The judges are a panel of gastronomic luminaries including Daniel Boulud, Thomas Keller and Jerome Bocuse (scion of the contest’s namesake), and they sit before an electrified throng of white-jacketed culinary students and laymen foodies, some of whom are pounding ladles against pots in displays of competitive exuberance.
Here’s how it works: The 12 finalists have five and a half hours to prepare a salmon and a lamb dish with accompanying garnishes. The judges scrutinize each chef for technique and temperament. In the end, James Kent of Manhattan’s Eleven Madison Park wins the day with his bacon-wrapped lamb saddle with piquillo peppers and Provençal herbs. Although the onlookers don’t actually get to sample the dish, it’s a feast for the eyes.

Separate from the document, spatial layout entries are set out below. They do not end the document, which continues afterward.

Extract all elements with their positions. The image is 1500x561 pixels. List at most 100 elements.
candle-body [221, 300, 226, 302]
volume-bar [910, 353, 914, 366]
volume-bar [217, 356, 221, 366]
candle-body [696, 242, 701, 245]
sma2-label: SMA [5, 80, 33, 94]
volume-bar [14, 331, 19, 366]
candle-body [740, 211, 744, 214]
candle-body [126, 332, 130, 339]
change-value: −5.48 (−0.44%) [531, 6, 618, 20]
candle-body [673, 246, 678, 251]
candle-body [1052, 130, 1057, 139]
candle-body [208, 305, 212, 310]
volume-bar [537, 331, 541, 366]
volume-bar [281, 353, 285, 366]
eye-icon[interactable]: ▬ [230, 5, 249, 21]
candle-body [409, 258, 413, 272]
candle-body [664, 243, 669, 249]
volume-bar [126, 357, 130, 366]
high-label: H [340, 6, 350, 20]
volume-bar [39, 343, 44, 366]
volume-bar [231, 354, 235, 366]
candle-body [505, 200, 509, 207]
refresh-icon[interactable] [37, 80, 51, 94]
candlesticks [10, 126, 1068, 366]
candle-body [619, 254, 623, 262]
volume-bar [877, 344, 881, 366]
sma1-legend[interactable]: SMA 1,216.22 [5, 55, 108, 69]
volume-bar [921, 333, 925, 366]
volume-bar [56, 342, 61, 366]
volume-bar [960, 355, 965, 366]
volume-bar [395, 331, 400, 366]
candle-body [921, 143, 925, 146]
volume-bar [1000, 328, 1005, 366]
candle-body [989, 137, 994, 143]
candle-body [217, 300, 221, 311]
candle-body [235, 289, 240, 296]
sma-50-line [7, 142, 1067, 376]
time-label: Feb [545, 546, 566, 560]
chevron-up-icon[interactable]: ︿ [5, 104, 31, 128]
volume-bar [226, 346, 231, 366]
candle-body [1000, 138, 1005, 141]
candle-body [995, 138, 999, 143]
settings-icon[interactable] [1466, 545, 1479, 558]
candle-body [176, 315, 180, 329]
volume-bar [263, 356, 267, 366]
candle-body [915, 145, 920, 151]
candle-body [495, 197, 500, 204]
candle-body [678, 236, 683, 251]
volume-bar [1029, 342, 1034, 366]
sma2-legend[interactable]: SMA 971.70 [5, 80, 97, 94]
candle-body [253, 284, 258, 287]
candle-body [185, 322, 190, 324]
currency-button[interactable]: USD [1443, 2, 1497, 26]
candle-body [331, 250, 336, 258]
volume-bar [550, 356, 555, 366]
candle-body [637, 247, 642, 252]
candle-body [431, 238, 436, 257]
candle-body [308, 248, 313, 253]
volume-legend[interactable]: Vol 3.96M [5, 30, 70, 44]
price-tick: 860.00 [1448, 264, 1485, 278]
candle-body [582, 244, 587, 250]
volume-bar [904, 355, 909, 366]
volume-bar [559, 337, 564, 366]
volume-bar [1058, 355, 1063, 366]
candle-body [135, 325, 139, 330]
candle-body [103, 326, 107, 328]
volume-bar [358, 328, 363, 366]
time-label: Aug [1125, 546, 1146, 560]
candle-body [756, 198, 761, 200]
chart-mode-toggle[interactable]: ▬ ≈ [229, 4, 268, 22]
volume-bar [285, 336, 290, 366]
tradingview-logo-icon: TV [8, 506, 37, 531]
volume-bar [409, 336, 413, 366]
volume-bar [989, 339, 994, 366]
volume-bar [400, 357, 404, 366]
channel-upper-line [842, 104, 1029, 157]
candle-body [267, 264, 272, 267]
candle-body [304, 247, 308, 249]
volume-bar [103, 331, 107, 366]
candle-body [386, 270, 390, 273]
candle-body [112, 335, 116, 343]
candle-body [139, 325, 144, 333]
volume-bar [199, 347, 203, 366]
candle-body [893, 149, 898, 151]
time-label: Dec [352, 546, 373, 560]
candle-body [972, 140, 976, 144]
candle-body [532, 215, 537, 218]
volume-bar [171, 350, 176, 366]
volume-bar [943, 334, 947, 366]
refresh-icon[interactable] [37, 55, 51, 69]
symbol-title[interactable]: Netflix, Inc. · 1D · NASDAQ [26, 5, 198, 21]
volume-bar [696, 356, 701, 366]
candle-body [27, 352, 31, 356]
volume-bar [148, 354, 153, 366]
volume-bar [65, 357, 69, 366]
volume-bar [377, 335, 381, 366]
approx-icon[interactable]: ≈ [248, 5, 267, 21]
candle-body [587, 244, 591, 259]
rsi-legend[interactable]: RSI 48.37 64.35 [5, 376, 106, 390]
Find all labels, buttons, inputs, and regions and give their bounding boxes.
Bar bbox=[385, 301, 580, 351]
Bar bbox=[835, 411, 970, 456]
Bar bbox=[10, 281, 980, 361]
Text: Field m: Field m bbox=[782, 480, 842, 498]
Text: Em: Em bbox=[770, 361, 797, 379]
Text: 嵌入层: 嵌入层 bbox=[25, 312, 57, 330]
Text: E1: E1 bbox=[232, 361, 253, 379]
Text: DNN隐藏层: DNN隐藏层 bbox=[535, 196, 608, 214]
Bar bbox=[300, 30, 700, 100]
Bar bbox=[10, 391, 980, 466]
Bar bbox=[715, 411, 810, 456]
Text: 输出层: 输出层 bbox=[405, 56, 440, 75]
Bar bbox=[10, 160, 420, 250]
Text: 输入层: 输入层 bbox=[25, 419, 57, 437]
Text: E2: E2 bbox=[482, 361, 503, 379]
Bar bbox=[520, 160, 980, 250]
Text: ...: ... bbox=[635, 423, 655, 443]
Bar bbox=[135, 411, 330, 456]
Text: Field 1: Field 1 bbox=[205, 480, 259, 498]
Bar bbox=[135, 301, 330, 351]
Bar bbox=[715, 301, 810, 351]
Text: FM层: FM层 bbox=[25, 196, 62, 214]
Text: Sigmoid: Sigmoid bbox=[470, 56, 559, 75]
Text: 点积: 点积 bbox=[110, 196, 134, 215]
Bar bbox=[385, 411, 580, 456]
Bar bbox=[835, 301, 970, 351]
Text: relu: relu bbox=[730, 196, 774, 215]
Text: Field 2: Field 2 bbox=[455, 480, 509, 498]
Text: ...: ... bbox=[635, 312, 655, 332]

“Taste, of course, is very important,” says Kent, wiping his hands on an apron afterward. “But the platters must be visually stunning to be able to compete and win in Lyon.”
One result of his victory is that he will train under Keller and Boulud. It’s a long road to France. “I know we have a hard slog ahead of us,” he says. “But with the right training regimen, and enough supporters, I’ll reach the podium in Lyon.”